Warlock Moon is a 1973 American horror film written and directed by Bill Herbert and starring Laurie Walters, Joe Spano and Edna MacAfee.

==Premise==
A young college student believes she had seen ghosts when she first visited an abandoned spa with an unknown companion who had accosted her and "accidentally" driven her there.

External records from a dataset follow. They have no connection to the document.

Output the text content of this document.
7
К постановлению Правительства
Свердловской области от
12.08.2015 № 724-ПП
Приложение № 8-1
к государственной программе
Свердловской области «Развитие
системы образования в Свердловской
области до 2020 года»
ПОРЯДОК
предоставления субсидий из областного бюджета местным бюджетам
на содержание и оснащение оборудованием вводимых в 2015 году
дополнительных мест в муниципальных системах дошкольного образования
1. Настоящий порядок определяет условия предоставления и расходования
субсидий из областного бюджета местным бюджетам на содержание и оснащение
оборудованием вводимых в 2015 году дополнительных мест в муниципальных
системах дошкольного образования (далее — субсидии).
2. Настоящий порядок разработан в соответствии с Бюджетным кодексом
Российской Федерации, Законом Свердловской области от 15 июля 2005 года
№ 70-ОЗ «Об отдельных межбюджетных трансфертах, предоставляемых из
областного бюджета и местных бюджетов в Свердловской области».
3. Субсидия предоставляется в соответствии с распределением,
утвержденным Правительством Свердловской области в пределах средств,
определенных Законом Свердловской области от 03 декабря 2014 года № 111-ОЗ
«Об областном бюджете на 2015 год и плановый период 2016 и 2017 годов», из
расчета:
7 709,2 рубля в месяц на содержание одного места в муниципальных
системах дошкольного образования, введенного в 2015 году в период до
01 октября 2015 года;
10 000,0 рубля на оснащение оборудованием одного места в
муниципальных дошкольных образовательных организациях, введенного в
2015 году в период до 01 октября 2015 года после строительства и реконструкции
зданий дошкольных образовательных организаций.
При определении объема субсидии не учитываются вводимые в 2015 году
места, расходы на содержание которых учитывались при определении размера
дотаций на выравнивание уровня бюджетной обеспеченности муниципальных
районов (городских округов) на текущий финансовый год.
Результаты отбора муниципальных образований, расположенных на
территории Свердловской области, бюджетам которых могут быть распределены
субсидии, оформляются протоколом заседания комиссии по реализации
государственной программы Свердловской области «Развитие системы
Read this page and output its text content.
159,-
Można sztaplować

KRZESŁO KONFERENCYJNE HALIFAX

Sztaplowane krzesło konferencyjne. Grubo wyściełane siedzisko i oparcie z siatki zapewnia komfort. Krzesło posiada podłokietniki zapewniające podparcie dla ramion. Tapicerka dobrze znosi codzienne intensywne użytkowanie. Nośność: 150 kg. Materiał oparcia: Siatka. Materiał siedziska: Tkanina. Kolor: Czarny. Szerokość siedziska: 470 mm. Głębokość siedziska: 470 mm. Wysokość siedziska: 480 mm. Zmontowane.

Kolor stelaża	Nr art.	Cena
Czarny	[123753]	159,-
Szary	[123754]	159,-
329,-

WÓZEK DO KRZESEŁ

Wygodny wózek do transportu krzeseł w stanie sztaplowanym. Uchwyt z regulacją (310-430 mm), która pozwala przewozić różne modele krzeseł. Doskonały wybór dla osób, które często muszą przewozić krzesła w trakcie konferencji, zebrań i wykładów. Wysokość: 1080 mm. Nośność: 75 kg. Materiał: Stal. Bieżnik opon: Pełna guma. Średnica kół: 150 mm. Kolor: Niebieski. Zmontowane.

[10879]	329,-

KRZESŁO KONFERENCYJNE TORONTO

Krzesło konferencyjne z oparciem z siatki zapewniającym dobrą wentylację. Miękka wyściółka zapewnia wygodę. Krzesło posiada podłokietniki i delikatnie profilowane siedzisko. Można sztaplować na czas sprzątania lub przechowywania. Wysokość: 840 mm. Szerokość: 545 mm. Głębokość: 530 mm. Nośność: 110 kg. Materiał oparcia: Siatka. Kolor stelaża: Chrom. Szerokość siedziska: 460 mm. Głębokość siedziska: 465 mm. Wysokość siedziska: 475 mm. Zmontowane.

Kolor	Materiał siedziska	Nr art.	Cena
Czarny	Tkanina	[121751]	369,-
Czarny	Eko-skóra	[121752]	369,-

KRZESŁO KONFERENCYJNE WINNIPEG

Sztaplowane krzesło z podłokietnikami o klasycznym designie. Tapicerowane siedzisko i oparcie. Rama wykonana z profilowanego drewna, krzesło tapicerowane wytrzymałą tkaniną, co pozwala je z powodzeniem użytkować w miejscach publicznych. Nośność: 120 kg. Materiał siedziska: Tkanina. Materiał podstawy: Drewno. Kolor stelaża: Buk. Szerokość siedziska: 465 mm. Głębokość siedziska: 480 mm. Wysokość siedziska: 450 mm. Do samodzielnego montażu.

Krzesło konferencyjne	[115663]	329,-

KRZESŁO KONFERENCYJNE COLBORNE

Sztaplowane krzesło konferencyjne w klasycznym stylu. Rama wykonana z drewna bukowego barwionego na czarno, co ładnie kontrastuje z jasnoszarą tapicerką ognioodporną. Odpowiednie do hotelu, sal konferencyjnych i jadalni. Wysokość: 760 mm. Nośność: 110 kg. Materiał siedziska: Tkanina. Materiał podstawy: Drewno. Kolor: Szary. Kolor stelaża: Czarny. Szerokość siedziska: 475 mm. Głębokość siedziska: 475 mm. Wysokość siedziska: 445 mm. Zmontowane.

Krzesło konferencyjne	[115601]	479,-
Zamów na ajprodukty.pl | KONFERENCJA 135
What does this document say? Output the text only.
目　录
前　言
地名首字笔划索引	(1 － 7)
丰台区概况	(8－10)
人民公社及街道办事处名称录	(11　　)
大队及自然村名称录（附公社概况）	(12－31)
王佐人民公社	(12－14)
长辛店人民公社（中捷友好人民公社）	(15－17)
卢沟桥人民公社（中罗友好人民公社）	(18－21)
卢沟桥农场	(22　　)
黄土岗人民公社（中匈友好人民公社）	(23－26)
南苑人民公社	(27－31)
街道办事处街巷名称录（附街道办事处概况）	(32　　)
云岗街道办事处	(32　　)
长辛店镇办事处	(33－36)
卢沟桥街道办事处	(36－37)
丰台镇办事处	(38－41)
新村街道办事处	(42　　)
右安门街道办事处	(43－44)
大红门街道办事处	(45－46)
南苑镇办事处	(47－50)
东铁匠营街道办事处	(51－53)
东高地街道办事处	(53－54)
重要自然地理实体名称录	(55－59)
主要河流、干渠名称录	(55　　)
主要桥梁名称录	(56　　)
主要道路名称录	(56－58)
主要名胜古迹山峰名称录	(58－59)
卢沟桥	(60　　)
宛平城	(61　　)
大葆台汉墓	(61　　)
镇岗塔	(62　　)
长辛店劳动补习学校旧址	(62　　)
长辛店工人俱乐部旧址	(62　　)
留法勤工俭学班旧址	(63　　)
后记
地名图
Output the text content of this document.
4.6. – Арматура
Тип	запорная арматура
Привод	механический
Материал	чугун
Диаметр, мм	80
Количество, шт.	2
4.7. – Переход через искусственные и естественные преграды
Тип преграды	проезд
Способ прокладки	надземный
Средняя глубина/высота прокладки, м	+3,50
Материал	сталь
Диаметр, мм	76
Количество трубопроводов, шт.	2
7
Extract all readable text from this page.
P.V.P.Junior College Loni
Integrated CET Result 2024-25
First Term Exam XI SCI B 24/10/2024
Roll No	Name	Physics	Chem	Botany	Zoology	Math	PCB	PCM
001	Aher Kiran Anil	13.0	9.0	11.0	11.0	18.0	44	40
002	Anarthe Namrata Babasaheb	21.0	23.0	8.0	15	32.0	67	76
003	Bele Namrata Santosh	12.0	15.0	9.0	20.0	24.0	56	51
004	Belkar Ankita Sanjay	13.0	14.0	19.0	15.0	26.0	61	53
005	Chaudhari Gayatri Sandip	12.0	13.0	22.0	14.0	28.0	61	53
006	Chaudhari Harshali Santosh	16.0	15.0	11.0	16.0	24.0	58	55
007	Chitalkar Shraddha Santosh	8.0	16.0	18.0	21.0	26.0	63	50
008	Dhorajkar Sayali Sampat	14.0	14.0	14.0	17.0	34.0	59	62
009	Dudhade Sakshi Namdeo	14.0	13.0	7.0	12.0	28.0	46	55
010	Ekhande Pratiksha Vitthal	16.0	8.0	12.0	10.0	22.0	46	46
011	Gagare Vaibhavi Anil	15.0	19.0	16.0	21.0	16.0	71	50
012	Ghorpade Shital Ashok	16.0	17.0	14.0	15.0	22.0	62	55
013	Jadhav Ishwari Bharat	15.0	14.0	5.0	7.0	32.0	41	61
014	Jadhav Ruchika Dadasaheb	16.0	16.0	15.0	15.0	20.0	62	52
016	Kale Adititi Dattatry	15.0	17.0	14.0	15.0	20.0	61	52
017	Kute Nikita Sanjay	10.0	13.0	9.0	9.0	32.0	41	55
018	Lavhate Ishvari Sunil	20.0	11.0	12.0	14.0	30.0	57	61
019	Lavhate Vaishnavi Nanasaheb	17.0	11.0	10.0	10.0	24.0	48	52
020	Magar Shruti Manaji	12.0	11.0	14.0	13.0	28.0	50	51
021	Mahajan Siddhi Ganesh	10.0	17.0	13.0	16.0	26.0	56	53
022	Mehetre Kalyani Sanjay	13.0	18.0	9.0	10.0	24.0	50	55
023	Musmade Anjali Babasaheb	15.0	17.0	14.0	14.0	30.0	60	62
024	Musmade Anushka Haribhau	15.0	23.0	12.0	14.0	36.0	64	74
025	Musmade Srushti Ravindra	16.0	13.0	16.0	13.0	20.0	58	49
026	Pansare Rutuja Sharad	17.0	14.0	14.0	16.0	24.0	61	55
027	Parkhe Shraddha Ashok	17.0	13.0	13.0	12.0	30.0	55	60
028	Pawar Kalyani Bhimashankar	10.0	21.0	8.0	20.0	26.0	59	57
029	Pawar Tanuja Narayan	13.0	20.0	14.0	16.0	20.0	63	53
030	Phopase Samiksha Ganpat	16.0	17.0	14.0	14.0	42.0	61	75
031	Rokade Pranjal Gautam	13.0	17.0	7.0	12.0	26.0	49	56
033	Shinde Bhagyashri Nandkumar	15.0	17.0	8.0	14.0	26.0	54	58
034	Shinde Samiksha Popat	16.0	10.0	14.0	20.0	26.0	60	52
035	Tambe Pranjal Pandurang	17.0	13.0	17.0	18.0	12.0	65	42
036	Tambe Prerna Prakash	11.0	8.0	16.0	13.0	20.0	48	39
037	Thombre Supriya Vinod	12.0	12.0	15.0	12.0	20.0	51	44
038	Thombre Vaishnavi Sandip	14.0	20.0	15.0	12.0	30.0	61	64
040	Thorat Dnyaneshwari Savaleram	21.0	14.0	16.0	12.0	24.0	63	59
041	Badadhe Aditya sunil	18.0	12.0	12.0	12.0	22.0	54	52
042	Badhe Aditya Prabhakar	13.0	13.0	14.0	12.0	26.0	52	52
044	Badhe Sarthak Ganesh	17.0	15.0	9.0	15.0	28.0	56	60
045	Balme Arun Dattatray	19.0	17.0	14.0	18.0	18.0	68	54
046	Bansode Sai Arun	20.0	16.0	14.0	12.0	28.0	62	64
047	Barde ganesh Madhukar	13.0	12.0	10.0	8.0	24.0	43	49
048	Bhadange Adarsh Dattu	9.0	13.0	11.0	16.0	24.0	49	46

When she goes there to meet him the second time she ends up the victim of cannibals.

==Cast==
- Laurie Walters as Jenny Macallister/Ghost Bride
- Joe Spano as John Devers
- Edna MacAfee as Agnes Abercrombi
- Harry Bauer as Hunter
- Steve Solinsky as Axman
- Richard Vielle as Axman

==Release==

===Home media===
The film was released on DVD by Shriek Show on August 17, 2004. Shriek Show later re-released the film as a part of its "Cannibal Lunch Box Triple Feature" on December 4, 2011.

==Reception==

Joseph A. Ziemba from Bleeding Skull.com wrote, "Shrugging off flaws like dandruff, Warlock Moon is a living urban legend that’s supported by a fine haze of low budget, 1970s goodness. It’s not for everyone and that’s what counts. If you’re in tune with your tastes, this film is a modest miracle drug."